Early comparison table, illustrative, n=5 architectural decision problems:

| Comparison | Illustrative result, n=5 |
|---|---:|
| 9B + trace vs 32B baseline | 3W 2T 0L |
| 9B + trace vs 120B baseline | 4W 1T 0L |
| 120B + trace vs 120B baseline | 3W 2T 0L |

These are product-research notes, not benchmark claims.

## Architecture

```text
User text
  -> neural perception (3M params, safetensors)
  -> neural findings converted to structural blocks
  -> tiny derive expert infers transitive assumptions
  -> derived assumptions appended as dependency blocks
  -> graph reasoning
  -> structural trace
```

## File Map

| Path | Purpose |
|---|---|
| `pre_reasoning/` | Installable Python package and CLI entry point |
| `pre_reasoning/inference.py` | 3M-parameter neural perception layer |
| `pre_reasoning/heuristic.py` | Graph-reasoning core |
| `pre_reasoning/pre_reasoning_v2_5_2.py` | Default v2.5.4 engine: neural perception + derive expert + graph reasoning |
| `pre_reasoning/pre_reasoning_v2_5.py` | Legacy v2.5 engine: neural perception + graph reasoning |
| `pre_reasoning/checkpoints/pre-reasoning-3m-v2.5.safetensors` | Bundled model weights (11MB) |
| `derive_expert/` | Tiny derive expert used for transitive-closure enrichment |
| `derive_expert/weights/thin_expert_d128L3.safetensors` | Bundled derive expert weights (2.5MB) |
| `examples/` | Runnable usage examples |
| `tests/` | Pytest suite |
| `skill/SKILL.md` | Agent skill descriptor for model adoption |
| `hooks/` | Claude Code before/after hooks for enforced pre-reasoning |
| `INSTALL.md` | Manual install and hook setup guide |
| `CLAUDE.md` | Claude Code adoption and grounding-hook guide |
| `WHY_TRACES_WORK.md` | Literature connection, 9 cited papers |

## Weights Policy

The raw training checkpoint is not part of the release.
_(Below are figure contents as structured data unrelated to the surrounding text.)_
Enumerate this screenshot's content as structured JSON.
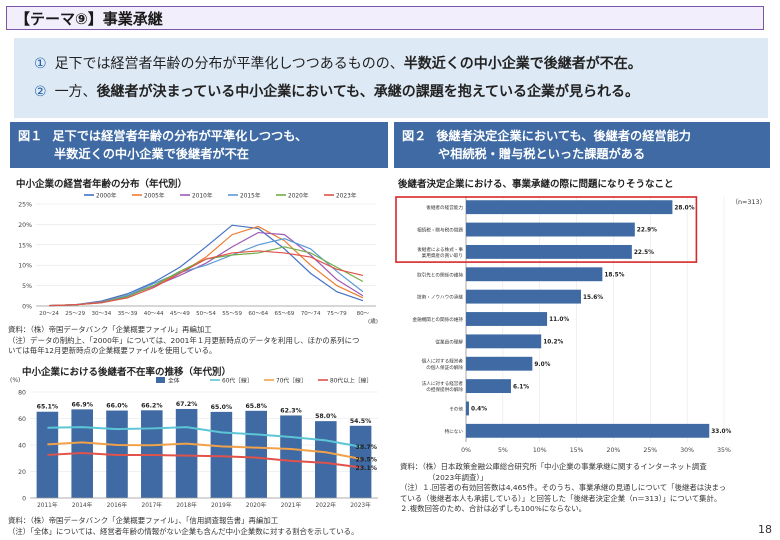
{
  "header": {
    "title": "【テーマ⑨】事業承継"
  },
  "summary": {
    "item1": {
      "num": "①",
      "text": "足下では経営者年齢の分布が平準化しつつあるものの、",
      "bold": "半数近くの中小企業で後継者が不在。"
    },
    "item2": {
      "num": "②",
      "text": "一方、",
      "bold": "後継者が決まっている中小企業においても、承継の課題を抱えている企業が見られる。"
    }
  },
  "fig1": {
    "label": "図１",
    "title_line1": "足下では経営者年齢の分布が平準化しつつも、",
    "title_line2": "半数近くの中小企業で後継者が不在"
  },
  "fig2": {
    "label": "図２",
    "title_line1": "後継者決定企業においても、後継者の経営能力",
    "title_line2": "や相続税・贈与税といった課題がある"
  },
  "chart_data": [
    {
      "type": "line",
      "title": "中小企業の経営者年齢の分布（年代別）",
      "categories": [
        "20～24",
        "25～29",
        "30～34",
        "35～39",
        "40～44",
        "45～49",
        "50～54",
        "55～59",
        "60～64",
        "65～69",
        "70～74",
        "75～79",
        "80～"
      ],
      "x_unit": "(歳)",
      "ylim": [
        0,
        25
      ],
      "yticks": [
        "0%",
        "5%",
        "10%",
        "15%",
        "20%",
        "25%"
      ],
      "series": [
        {
          "name": "2000年",
          "color": "#4472c4",
          "values": [
            0.1,
            0.3,
            1.2,
            3.0,
            5.8,
            9.5,
            14.5,
            19.8,
            19.0,
            14.0,
            8.0,
            3.5,
            1.3
          ]
        },
        {
          "name": "2005年",
          "color": "#ed7d31",
          "values": [
            0.1,
            0.3,
            1.0,
            2.6,
            5.0,
            8.0,
            12.0,
            17.5,
            19.5,
            16.0,
            10.0,
            5.0,
            2.0
          ]
        },
        {
          "name": "2010年",
          "color": "#9e5bb5",
          "values": [
            0.1,
            0.3,
            0.9,
            2.5,
            4.8,
            7.5,
            10.5,
            14.5,
            18.0,
            17.5,
            12.5,
            6.5,
            2.5
          ]
        },
        {
          "name": "2015年",
          "color": "#5b9bd5",
          "values": [
            0.1,
            0.3,
            0.9,
            2.6,
            5.5,
            8.2,
            10.0,
            12.5,
            15.0,
            16.5,
            14.0,
            8.5,
            3.5
          ]
        },
        {
          "name": "2020年",
          "color": "#70ad47",
          "values": [
            0.1,
            0.3,
            0.8,
            2.3,
            5.0,
            8.5,
            11.5,
            12.5,
            13.0,
            14.5,
            13.0,
            9.5,
            6.0
          ]
        },
        {
          "name": "2023年",
          "color": "#e0524a",
          "values": [
            0.1,
            0.3,
            0.8,
            2.0,
            4.5,
            8.0,
            11.5,
            13.0,
            13.5,
            13.0,
            12.0,
            9.0,
            7.5
          ]
        }
      ]
    },
    {
      "type": "bar",
      "title": "中小企業における後継者不在率の推移（年代別）",
      "y_unit": "(%)",
      "categories": [
        "2011年",
        "2014年",
        "2016年",
        "2017年",
        "2018年",
        "2019年",
        "2020年",
        "2021年",
        "2022年",
        "2023年"
      ],
      "ylim": [
        0,
        80
      ],
      "yticks": [
        "0",
        "20",
        "40",
        "60",
        "80"
      ],
      "bar_series": {
        "name": "全体",
        "color": "#3f6aa3",
        "values": [
          65.1,
          66.9,
          66.0,
          66.2,
          67.2,
          65.0,
          65.8,
          62.3,
          58.0,
          54.5
        ],
        "labels": [
          "65.1%",
          "66.9%",
          "66.0%",
          "66.2%",
          "67.2%",
          "65.0%",
          "65.8%",
          "62.3%",
          "58.0%",
          "54.5%"
        ]
      },
      "line_series": [
        {
          "name": "60代［線］",
          "color": "#5dc6d6",
          "values": [
            53.0,
            53.5,
            52.0,
            52.5,
            53.5,
            49.5,
            48.0,
            46.0,
            43.5,
            38.7
          ],
          "end_label": "38.7%"
        },
        {
          "name": "70代［線］",
          "color": "#f0a14a",
          "values": [
            40.5,
            42.0,
            40.0,
            39.8,
            41.0,
            39.0,
            38.0,
            37.0,
            34.5,
            29.5
          ],
          "end_label": "29.5%"
        },
        {
          "name": "80代以上［線］",
          "color": "#e0524a",
          "values": [
            32.5,
            34.0,
            32.5,
            32.5,
            32.0,
            31.5,
            30.5,
            28.0,
            26.5,
            23.1
          ],
          "end_label": "23.1%"
        }
      ]
    },
    {
      "type": "bar",
      "orientation": "horizontal",
      "title": "後継者決定企業における、事業承継の際に問題になりそうなこと",
      "n_label": "（n=313）",
      "categories": [
        "後継者の経営能力",
        "相続税・贈与税の問題",
        "後継者による株式・事業用資産の買い取り",
        "取引先との関係の維持",
        "技術・ノウハウの承継",
        "金融機関との関係の維持",
        "従業員の理解",
        "個人に対する経営者の個人保証の解除",
        "法人に対する経営者の担保提供の解除",
        "その他",
        "特にない"
      ],
      "values": [
        28.0,
        22.9,
        22.5,
        18.5,
        15.6,
        11.0,
        10.2,
        9.0,
        6.1,
        0.4,
        33.0
      ],
      "labels": [
        "28.0%",
        "22.9%",
        "22.5%",
        "18.5%",
        "15.6%",
        "11.0%",
        "10.2%",
        "9.0%",
        "6.1%",
        "0.4%",
        "33.0%"
      ],
      "xlim": [
        0,
        35
      ],
      "xticks": [
        "0%",
        "5%",
        "10%",
        "15%",
        "20%",
        "25%",
        "30%",
        "35%"
      ],
      "color": "#3f6aa3",
      "highlight": "top-3 red box"
    }
  ],
  "notes": {
    "fig1_src1": "資料：（株）帝国データバンク「企業概要ファイル」再編加工",
    "fig1_note1": "（注）データの制約上、「2000年」については、2001年１月更新時点のデータを利用し、ほかの系列につ",
    "fig1_note2": "いては毎年12月更新時点の企業概要ファイルを使用している。",
    "fig1_src2": "資料：（株）帝国データバンク「企業概要ファイル」、「信用調査報告書」再編加工",
    "fig1_note3": "（注）「全体」については、経営者年齢の情報がない企業も含んだ中小企業数に対する割合を示している。",
    "fig2_src1": "資料：（株）日本政策金融公庫総合研究所「中小企業の事業承継に関するインターネット調査",
    "fig2_src2": "（2023年調査）」",
    "fig2_note1": "（注）１.回答者の有効回答数は4,465件。そのうち、事業承継の見通しについて「後継者は決まっ",
    "fig2_note2": "ている（後継者本人も承諾している）」と回答した「後継者決定企業（n＝313）」について集計。",
    "fig2_note3": "２.複数回答のため、合計は必ずしも100%にならない。"
  },
  "page_number": "18"
}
The package bundles `pre_reasoning/checkpoints/pre-reasoning-3m-v2.5.safetensors` for neural perception and `derive_expert/weights/thin_expert_d128L3.safetensors` for the tiny derive expert. These are inference artifacts. They ship no optimizer state, LR schedules, step counters, RNG state, training config, or raw checkpoint provenance.

## License

MIT License. See `LICENSE`.

## Authors

Luis Lozano and Dr. Shannon, Mia Labs' AI co-researcher, 2026.